Another astonishing consideration of wormholes is their possible use as a time machine, although this apparently violated causality, that is, the fact that the effect precedes the cause. Consequently, some very difficult paradoxes arise.
Journeys into the past or even the mere possibility of sending signals back in time open up a real Pandora's box of puzzles and paradoxes.
Lorentzian wormholes, known as Schwarzschild Wormholes or Einstein-Rosen bridges are bridges between areas of space that can be modeled as vacuum solutions for Einstein's field equations by combining the models of a black hole and a white hole. This solution was discovered by Albert Einstein and his colleague Nathan Rosen, who published the result in 1935. However, in 1962 John A. Wheeler and Robert W. Fuller published a paper demonstrating that this type of wormhole is unstable, and that It will collapse instantly as soon as it forms, preventing even light from getting through it.

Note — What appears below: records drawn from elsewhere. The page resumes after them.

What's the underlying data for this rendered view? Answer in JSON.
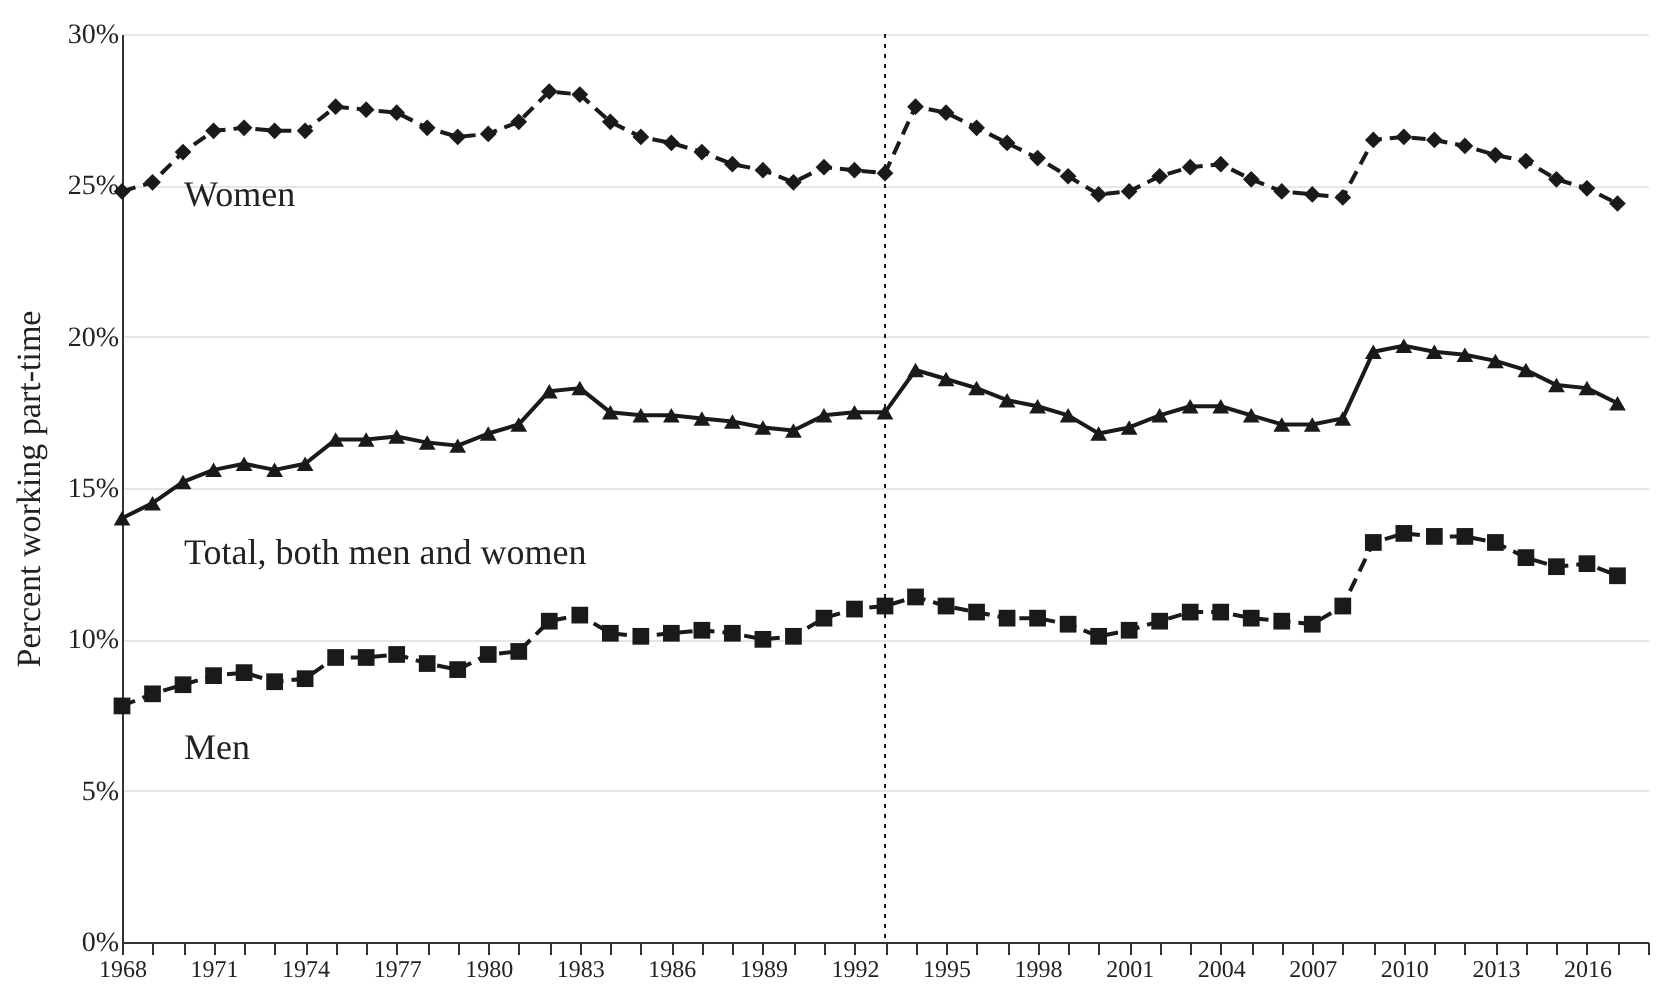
{
  "chart_data": {
    "type": "line",
    "ylabel": "Percent working part-time",
    "x": [
      1968,
      1969,
      1970,
      1971,
      1972,
      1973,
      1974,
      1975,
      1976,
      1977,
      1978,
      1979,
      1980,
      1981,
      1982,
      1983,
      1984,
      1985,
      1986,
      1987,
      1988,
      1989,
      1990,
      1991,
      1992,
      1993,
      1994,
      1995,
      1996,
      1997,
      1998,
      1999,
      2000,
      2001,
      2002,
      2003,
      2004,
      2005,
      2006,
      2007,
      2008,
      2009,
      2010,
      2011,
      2012,
      2013,
      2014,
      2015,
      2016,
      2017
    ],
    "series": [
      {
        "name": "Women",
        "color": "#1a1a1a",
        "marker": "diamond",
        "line_style": "dashed",
        "values": [
          24.8,
          25.1,
          26.1,
          26.8,
          26.9,
          26.8,
          26.8,
          27.6,
          27.5,
          27.4,
          26.9,
          26.6,
          26.7,
          27.1,
          28.1,
          28.0,
          27.1,
          26.6,
          26.4,
          26.1,
          25.7,
          25.5,
          25.1,
          25.6,
          25.5,
          25.4,
          27.6,
          27.4,
          26.9,
          26.4,
          25.9,
          25.3,
          24.7,
          24.8,
          25.3,
          25.6,
          25.7,
          25.2,
          24.8,
          24.7,
          24.6,
          26.5,
          26.6,
          26.5,
          26.3,
          26.0,
          25.8,
          25.2,
          24.9,
          24.4
        ]
      },
      {
        "name": "Total, both men and women",
        "color": "#1a1a1a",
        "marker": "triangle",
        "line_style": "solid",
        "values": [
          14.0,
          14.5,
          15.2,
          15.6,
          15.8,
          15.6,
          15.8,
          16.6,
          16.6,
          16.7,
          16.5,
          16.4,
          16.8,
          17.1,
          18.2,
          18.3,
          17.5,
          17.4,
          17.4,
          17.3,
          17.2,
          17.0,
          16.9,
          17.4,
          17.5,
          17.5,
          18.9,
          18.6,
          18.3,
          17.9,
          17.7,
          17.4,
          16.8,
          17.0,
          17.4,
          17.7,
          17.7,
          17.4,
          17.1,
          17.1,
          17.3,
          19.5,
          19.7,
          19.5,
          19.4,
          19.2,
          18.9,
          18.4,
          18.3,
          17.8
        ]
      },
      {
        "name": "Men",
        "color": "#1a1a1a",
        "marker": "square",
        "line_style": "dashed",
        "values": [
          7.8,
          8.2,
          8.5,
          8.8,
          8.9,
          8.6,
          8.7,
          9.4,
          9.4,
          9.5,
          9.2,
          9.0,
          9.5,
          9.6,
          10.6,
          10.8,
          10.2,
          10.1,
          10.2,
          10.3,
          10.2,
          10.0,
          10.1,
          10.7,
          11.0,
          11.1,
          11.4,
          11.1,
          10.9,
          10.7,
          10.7,
          10.5,
          10.1,
          10.3,
          10.6,
          10.9,
          10.9,
          10.7,
          10.6,
          10.5,
          11.1,
          13.2,
          13.5,
          13.4,
          13.4,
          13.2,
          12.7,
          12.4,
          12.5,
          12.1
        ]
      }
    ],
    "xlim": [
      1968,
      2018
    ],
    "xticks": [
      1968,
      {
        "value": 1969,
        "label": null
      },
      {
        "value": 1970,
        "label": null
      },
      1971,
      {
        "value": 1972,
        "label": null
      },
      {
        "value": 1973,
        "label": null
      },
      1974,
      {
        "value": 1975,
        "label": null
      },
      {
        "value": 1976,
        "label": null
      },
      1977,
      {
        "value": 1978,
        "label": null
      },
      {
        "value": 1979,
        "label": null
      },
      1980,
      {
        "value": 1981,
        "label": null
      },
      {
        "value": 1982,
        "label": null
      },
      1983,
      {
        "value": 1984,
        "label": null
      },
      {
        "value": 1985,
        "label": null
      },
      1986,
      {
        "value": 1987,
        "label": null
      },
      {
        "value": 1988,
        "label": null
      },
      1989,
      {
        "value": 1990,
        "label": null
      },
      {
        "value": 1991,
        "label": null
      },
      1992,
      {
        "value": 1993,
        "label": null
      },
      {
        "value": 1994,
        "label": null
      },
      1995,
      {
        "value": 1996,
        "label": null
      },
      {
        "value": 1997,
        "label": null
      },
      1998,
      {
        "value": 1999,
        "label": null
      },
      {
        "value": 2000,
        "label": null
      },
      2001,
      {
        "value": 2002,
        "label": null
      },
      {
        "value": 2003,
        "label": null
      },
      2004,
      {
        "value": 2005,
        "label": null
      },
      {
        "value": 2006,
        "label": null
      },
      2007,
      {
        "value": 2008,
        "label": null
      },
      {
        "value": 2009,
        "label": null
      },
      2010,
      {
        "value": 2011,
        "label": null
      },
      {
        "value": 2012,
        "label": null
      },
      2013,
      {
        "value": 2014,
        "label": null
      },
      {
        "value": 2015,
        "label": null
      },
      2016,
      {
        "value": 2017,
        "label": null
      },
      {
        "value": 2018,
        "label": null
      }
    ],
    "ylim": [
      0,
      30
    ],
    "yticks": [
      {
        "value": 0,
        "label": "0%"
      },
      {
        "value": 5,
        "label": "5%"
      },
      {
        "value": 10,
        "label": "10%"
      },
      {
        "value": 15,
        "label": "15%"
      },
      {
        "value": 20,
        "label": "20%"
      },
      {
        "value": 25,
        "label": "25%"
      },
      {
        "value": 30,
        "label": "30%"
      }
    ],
    "grid": "y",
    "ref_lines": [
      {
        "axis": "x",
        "value": 1993,
        "line_style": "dotted",
        "color": "#1a1a1a"
      }
    ]
  }
}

Before the problems of stability of Schwarzschild wormholes became apparent, it was proposed that quasars were white holes, constituting the end of such wormholes. Although Schwarzschild's wormholes are not transposable, their existence inspired Kip Thorne to imagine transposable wormholes created by keeping open the "throat" of a Schwarzschild wormhole with exotic matter (matter having mass / negative energy).
In conclusion: despite all the difficulties presented, there is no irrefutable proof that bans the existence of wormholes as solutions of Einstein's equations of gravitation. So we have no choice but to admit the wormhole passable in space-time as a real possibility. It will be?????